California Musical Theatre’s Richard Lewis isn’t taking any chances with the production pipeline that brings professional musical theater touring shows to town.
In announcing the Broadway Sacramento 2014-15 season, Lewis and CMT have publicized a larger-than-usual stake in one of the shows. Along with other members of Independent Producers Network, they’ll be producing “Joseph and the Amazing Technicolor Dreamcoat,” which runs Jan. 27-Feb. 1, 2015.
Other CMT shows are “Jersey Boys” (Nov. 5-22), “Dirty Dancing – The Classic Story on Stage” (Dec. 26- Jan. 4), “Rain: A Tribute to the Beatles” (March 17-22, 2015), “Once” (April 14-19, 2015), and “Rodgers + Hammerstein’s Cinderella” (May 12-17, 2015).
“Looking down the road at the potential for there to be a lack of product, you can hit dry spells,” Lewis said. “We wanted to get together, pick a title, pony up the dollars and produce a show specifically for us.”
The IPN is a group of presenters that includes Sacramento’s CMT, Broadway San Diego, Broadway San Jose, Center Theater Group (in Los Angeles), and Seattle’s 5th Avenue Theatre. Each group presents touring Broadway shows in its respective city. The idea of producing “Joseph” appealed to the involved parties as a way to keep the product up to standards while accommodating the presenters’ complex schedules, Lewis said.

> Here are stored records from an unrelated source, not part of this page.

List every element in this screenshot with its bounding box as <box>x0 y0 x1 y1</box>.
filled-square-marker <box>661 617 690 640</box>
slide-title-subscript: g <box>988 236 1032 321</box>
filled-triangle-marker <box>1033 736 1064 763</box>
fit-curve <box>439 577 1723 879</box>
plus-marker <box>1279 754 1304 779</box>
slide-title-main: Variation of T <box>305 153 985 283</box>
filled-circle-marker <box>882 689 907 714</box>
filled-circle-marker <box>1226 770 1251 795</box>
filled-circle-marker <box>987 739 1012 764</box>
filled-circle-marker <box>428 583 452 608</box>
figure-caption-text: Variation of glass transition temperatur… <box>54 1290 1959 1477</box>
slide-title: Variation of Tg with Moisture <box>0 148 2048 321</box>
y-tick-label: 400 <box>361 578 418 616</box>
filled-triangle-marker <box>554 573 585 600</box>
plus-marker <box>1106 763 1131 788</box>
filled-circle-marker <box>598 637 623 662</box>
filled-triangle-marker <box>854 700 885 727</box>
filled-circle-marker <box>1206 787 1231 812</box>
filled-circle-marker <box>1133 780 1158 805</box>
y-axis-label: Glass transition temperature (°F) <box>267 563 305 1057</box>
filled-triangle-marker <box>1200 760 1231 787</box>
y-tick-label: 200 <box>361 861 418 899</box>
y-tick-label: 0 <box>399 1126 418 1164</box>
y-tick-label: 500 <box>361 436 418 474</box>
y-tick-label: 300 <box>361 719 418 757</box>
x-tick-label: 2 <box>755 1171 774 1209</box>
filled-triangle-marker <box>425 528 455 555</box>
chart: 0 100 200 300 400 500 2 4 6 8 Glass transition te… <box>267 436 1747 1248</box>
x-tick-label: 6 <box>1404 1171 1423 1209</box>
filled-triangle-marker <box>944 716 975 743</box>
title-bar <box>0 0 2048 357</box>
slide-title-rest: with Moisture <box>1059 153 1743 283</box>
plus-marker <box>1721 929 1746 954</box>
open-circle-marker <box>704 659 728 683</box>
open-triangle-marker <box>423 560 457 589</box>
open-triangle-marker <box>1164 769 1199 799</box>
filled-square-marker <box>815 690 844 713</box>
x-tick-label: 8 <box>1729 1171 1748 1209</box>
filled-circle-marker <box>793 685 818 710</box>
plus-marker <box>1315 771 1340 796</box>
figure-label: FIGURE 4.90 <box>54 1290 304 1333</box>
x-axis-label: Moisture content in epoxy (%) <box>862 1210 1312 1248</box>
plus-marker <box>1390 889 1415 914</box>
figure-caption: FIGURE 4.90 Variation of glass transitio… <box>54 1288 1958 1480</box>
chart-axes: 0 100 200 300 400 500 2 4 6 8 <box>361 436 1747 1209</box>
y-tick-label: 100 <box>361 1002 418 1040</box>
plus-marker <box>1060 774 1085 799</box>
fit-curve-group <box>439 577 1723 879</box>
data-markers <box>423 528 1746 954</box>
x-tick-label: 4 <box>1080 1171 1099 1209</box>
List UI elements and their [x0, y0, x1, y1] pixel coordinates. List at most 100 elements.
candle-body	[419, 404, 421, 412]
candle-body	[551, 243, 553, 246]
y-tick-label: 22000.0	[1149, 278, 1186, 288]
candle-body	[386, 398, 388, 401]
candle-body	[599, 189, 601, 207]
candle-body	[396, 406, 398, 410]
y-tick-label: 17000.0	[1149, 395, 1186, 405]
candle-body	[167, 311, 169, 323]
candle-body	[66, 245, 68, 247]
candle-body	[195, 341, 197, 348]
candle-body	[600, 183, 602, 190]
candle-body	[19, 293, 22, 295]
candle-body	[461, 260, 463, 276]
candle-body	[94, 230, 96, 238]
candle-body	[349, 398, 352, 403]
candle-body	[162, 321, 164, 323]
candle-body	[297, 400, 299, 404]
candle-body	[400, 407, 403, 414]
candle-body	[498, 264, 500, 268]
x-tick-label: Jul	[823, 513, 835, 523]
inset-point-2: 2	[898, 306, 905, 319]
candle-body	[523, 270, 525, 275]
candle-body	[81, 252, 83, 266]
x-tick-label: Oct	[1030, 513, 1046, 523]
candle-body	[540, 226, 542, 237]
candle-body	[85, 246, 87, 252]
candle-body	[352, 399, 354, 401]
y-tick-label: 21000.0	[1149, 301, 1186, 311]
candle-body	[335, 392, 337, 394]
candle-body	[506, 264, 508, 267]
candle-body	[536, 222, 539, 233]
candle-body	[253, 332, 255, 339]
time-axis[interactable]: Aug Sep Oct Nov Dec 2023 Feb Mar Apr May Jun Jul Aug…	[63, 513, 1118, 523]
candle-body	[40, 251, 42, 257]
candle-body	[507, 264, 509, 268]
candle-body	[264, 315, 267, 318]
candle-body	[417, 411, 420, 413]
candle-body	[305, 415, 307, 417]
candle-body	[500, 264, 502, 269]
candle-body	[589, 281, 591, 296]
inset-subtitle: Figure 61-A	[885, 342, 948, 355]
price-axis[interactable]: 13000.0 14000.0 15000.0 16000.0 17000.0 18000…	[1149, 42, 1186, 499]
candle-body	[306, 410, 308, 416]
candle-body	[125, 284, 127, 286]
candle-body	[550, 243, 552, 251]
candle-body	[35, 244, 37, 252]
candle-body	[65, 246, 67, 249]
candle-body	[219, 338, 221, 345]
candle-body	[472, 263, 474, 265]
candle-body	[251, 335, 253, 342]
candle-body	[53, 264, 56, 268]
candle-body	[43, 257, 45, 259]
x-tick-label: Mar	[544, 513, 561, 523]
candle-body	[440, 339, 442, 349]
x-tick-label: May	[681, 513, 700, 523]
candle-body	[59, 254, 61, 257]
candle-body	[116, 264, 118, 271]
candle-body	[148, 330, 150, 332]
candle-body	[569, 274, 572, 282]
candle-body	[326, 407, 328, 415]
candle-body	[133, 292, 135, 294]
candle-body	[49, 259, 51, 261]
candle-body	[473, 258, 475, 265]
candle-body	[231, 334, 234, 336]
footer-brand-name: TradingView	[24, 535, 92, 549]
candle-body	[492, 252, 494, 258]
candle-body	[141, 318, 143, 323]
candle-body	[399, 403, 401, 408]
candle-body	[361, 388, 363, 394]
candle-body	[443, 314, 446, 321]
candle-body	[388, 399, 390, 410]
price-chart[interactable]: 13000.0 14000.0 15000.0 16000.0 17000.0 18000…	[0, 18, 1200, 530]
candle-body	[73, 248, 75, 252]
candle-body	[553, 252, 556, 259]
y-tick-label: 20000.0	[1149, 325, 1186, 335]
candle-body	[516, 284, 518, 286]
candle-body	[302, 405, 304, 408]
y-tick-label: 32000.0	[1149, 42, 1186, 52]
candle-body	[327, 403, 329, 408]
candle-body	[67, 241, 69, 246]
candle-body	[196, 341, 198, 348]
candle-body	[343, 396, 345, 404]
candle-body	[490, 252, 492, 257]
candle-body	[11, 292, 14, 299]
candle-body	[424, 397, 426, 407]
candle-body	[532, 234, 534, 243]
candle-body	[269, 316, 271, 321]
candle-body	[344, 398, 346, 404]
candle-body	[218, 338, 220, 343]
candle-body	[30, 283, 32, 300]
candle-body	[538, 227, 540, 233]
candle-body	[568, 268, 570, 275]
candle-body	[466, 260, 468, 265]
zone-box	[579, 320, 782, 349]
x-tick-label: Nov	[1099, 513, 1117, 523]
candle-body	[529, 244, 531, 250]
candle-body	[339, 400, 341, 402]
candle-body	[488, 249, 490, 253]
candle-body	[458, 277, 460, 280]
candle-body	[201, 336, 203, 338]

The presenters are subject to the availability of tours, and some shows, such as “Book of Mormon,” have performed so strongly in the primary markets (San Francisco, for example) that secondary markets such as Sacramento haven’t been able to secure them yet. Other popular shows have different restrictions. “Jersey Boys,” for example, was unavailable on the West Coast for three years while it had a residency in Las Vegas.
In addition, CMT differs from other presenters as it also produces Music Circus, a summer series of original productions at the Wells Fargo Pavilion. Lewis must coordinate his five Music Circus titles with his six Broadway Sacramento presentations so there’s no overlapping of content.
“We are an anomaly in the group because we have to look out for titles we want to hold and do (later) for Music Circus,” Lewis said. “ ‘Joseph’ is one of those of titles, and for us it’s a good piece of work to do at the Music Circus (which last presented it in 2010). But we’ll just have to wait a few years and we’ll do it down the road.”
While CMT has previously invested in Broadway shows likely to tour, the last time the presenter actively produced its own Broadway Sacramento title was in 2004, when Leland Ball (former CMT producing director) helmed an original production of “Dreamgirls,” which also played in San Jose and Seattle.
“Joseph” lands in the middle of the new season, which gets off to a big-time start with “Jersey Boys” in November. The Tony-winning story of Frankie Valli and the Four Seasons has the longest run and most shows of any production on the schedule – 24 performances over three weeks. “Dirty Dancing,” which follows in December, is the second-longest-running production with a 10-day, 13-performance run.
After “Dirty Dancing,” the popular multimedia Beatles tribute “Rain” returns to Sacramento after a strong run in 2011. The show features four onstage musicians playing and singing hits and rarities from the Fab Four’s celebrated catalog while dressing in period costumes representing the group’s influential stylistic shifts.
“Once,” winner of eight Tony Awards, arrives at the Community Center Theater in April 2015. Based on the hit independent film – with music and lyrics by Academy Award winners Glen Hansard and Markéta Irglová – the production not only has its performers playing instruments live on stage, but its set includes a working bar.
“Before the show the audience is invited up to buy a drink, and at intermission they’re invited to buy a drink,” Lewis said.
The final show of the season is May’s “Rodgers + Hammerstein’s Cinderella,” which had its revival open March 3, 2013, at the Broadway Theatre in New York, where it’s still running. The production features a reworked book by playwright Douglas Carter Beane and new orchestrations of the score. The Music Circus produced the original Rodgers and Hammerstein version in 1961.
“It’s just a beautiful, classic piece of work,” Lewis said.